Dance History
Dance at the University of Alberta is intertwined in research, teaching, and recreation in the faculty, which offers
- opportunities to study and perform in dance through academic programs at both the undergraduate and graduate levels
- opportunities for students, alumni and members of the public to dance through two collaborating dance organisations in the Faculty of Physical Education and Recreation - Orchesis Dance Program and iDance/CRIPSiE
- Each welcomes dancers of all abilities, aged 18 and up
- a wide variety of non-credit dance classes through Campus and Community Recreation, open to everyone
The evolution of dance at the University of Alberta
Historically, dance has been a central aspect of the Faculty of Physical Education and Recreation where we study and teach aspects of human movement that embrace both the arts and science.
Founding dean, Dr. Maurice Van Vliet recognized this and hired Dorothy Harris, now professor emeritus, to develop this art form in the faculty.

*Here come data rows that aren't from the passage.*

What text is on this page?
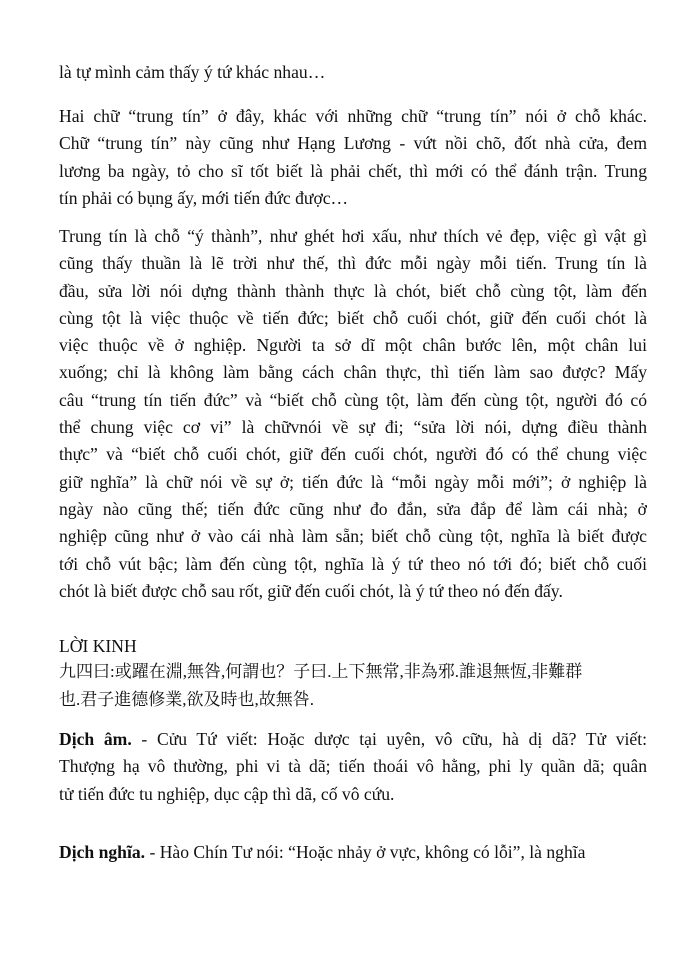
là tự mình cảm thấy ý tứ khác nhau…
Hai chữ “trung tín” ở đây, khác với những chữ “trung tín” nói ở chỗ khác.
Chữ “trung tín” này cũng như Hạng Lương - vứt nồi chõ, đốt nhà cửa, đem
lương ba ngày, tỏ cho sĩ tốt biết là phải chết, thì mới có thể đánh trận. Trung
tín phải có bụng ấy, mới tiến đức được…
Trung tín là chỗ “ý thành”, như ghét hơi xấu, như thích vẻ đẹp, việc gì vật gì
cũng thấy thuần là lẽ trời như thế, thì đức mỗi ngày mỗi tiến. Trung tín là
đầu, sửa lời nói dựng thành thành thực là chót, biết chỗ cùng tột, làm đến
cùng tột là việc thuộc về tiến đức; biết chỗ cuối chót, giữ đến cuối chót là
việc thuộc về ở nghiệp. Người ta sở dĩ một chân bước lên, một chân lui
xuống; chỉ là không làm bằng cách chân thực, thì tiến làm sao được? Mấy
câu “trung tín tiến đức” và “biết chỗ cùng tột, làm đến cùng tột, người đó có
thể chung việc cơ vi” là chữvnói về sự đi; “sửa lời nói, dựng điều thành
thực” và “biết chỗ cuối chót, giữ đến cuối chót, người đó có thể chung việc
giữ nghĩa” là chữ nói về sự ở; tiến đức là “mỗi ngày mỗi mới”; ở nghiệp là
ngày nào cũng thế; tiến đức cũng như đo đắn, sửa đắp để làm cái nhà; ở
nghiệp cũng như ở vào cái nhà làm sẵn; biết chỗ cùng tột, nghĩa là biết được
tới chỗ vút bậc; làm đến cùng tột, nghĩa là ý tứ theo nó tới đó; biết chỗ cuối
chót là biết được chỗ sau rốt, giữ đến cuối chót, là ý tứ theo nó đến đấy.
LỜI KINH
九四曰:或躍在淵,無咎,何謂也？子曰.上下無常,非為邪.誰退無恆,非難群
也.君子進德修業,欲及時也,故無咎.
Dịch âm. - Cửu Tứ viết: Hoặc dược tại uyên, vô cữu, hà dị dã? Tử viết:
Thượng hạ vô thường, phi vi tà dã; tiến thoái vô hằng, phi ly quần dã; quân
tử tiến đức tu nghiệp, dục cập thì dã, cố vô cứu.
Dịch nghĩa. - Hào Chín Tư nói: “Hoặc nhảy ở vực, không có lỗi”, là nghĩa
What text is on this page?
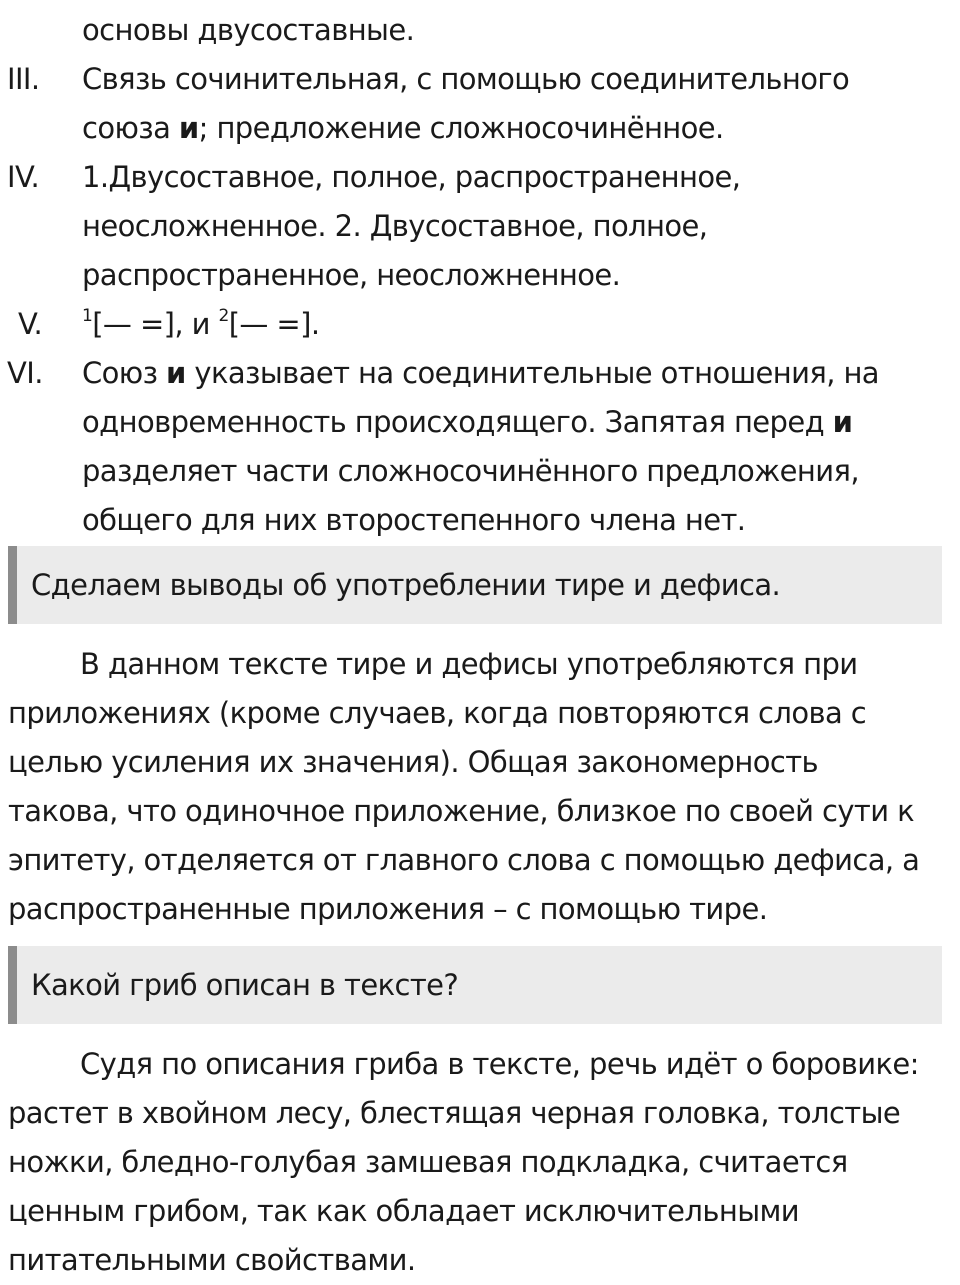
основы двусоставные.
III. Связь сочинительная, с помощью соединительного
союза и; предложение сложносочинённое.
IV. 1.Двусоставное, полное, распространенное,
неосложненное. 2. Двусоставное, полное,
распространенное, неосложненное.
V. $^1$[— =], и $^2$[— =].
VI. Союз и указывает на соединительные отношения, на
одновременность происходящего. Запятая перед и
разделяет части сложносочинённого предложения,
общего для них второстепенного члена нет.
Сделаем выводы об употреблении тире и дефиса.
В данном тексте тире и дефисы употребляются при
приложениях (кроме случаев, когда повторяются слова с
целью усиления их значения). Общая закономерность
такова, что одиночное приложение, близкое по своей сути к
эпитету, отделяется от главного слова с помощью дефиса, а
распространенные приложения – с помощью тире.
Какой гриб описан в тексте?
Судя по описания гриба в тексте, речь идёт о боровике:
растет в хвойном лесу, блестящая черная головка, толстые
ножки, бледно-голубая замшевая подкладка, считается
ценным грибом, так как обладает исключительными
питательными свойствами.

She helped develop the foundation of the dance program on which the Faculty of Physical Education and Recreation has built the academic classes we teach today.
These include modern, jazz, ballet, folk, history, study of dance for children, composition, technique, social dance and various other offerings, many with an emphasis for educators and future teachers.
Furthermore, Ms. Harris established Orchesis Dance in 1964, based on the previous work of Margaret H'Doubler, a brilliant dance pioneer and educator at the University of Wisconsin, where Harris, who studied there, had become familiar with H'Doubler's ideas about dance. To H'Doubler, dance was a vital force in the total development of the individual, and the Greek name orchesis implied the combined sciences of movement and gesture.
Her idea of dance was to foster social improvement, physical well-being, and artistic enrichment, to realize the Greek ideal of balance between the intellectual, the physical and the spiritual.
Dance could both express and foster a generous social spirit that could be passed onto other communities. Subsequently, the name "Orchesis" was used by other North American colleges and universities for their extracurricular dance groups. By the late 1960s, Orchesis groups numbered over 200. It is unknown how many Orchesis programs exist today.
Today, the faculty continues to serve the campus and the community with opportunities to study or practice the art of dance in its many forms, in the spirit of H'Doubler who opened dancers to a new holistic, prismatic experience of dance and to Harris, who brought this dynamic dance ethos to the University of Alberta.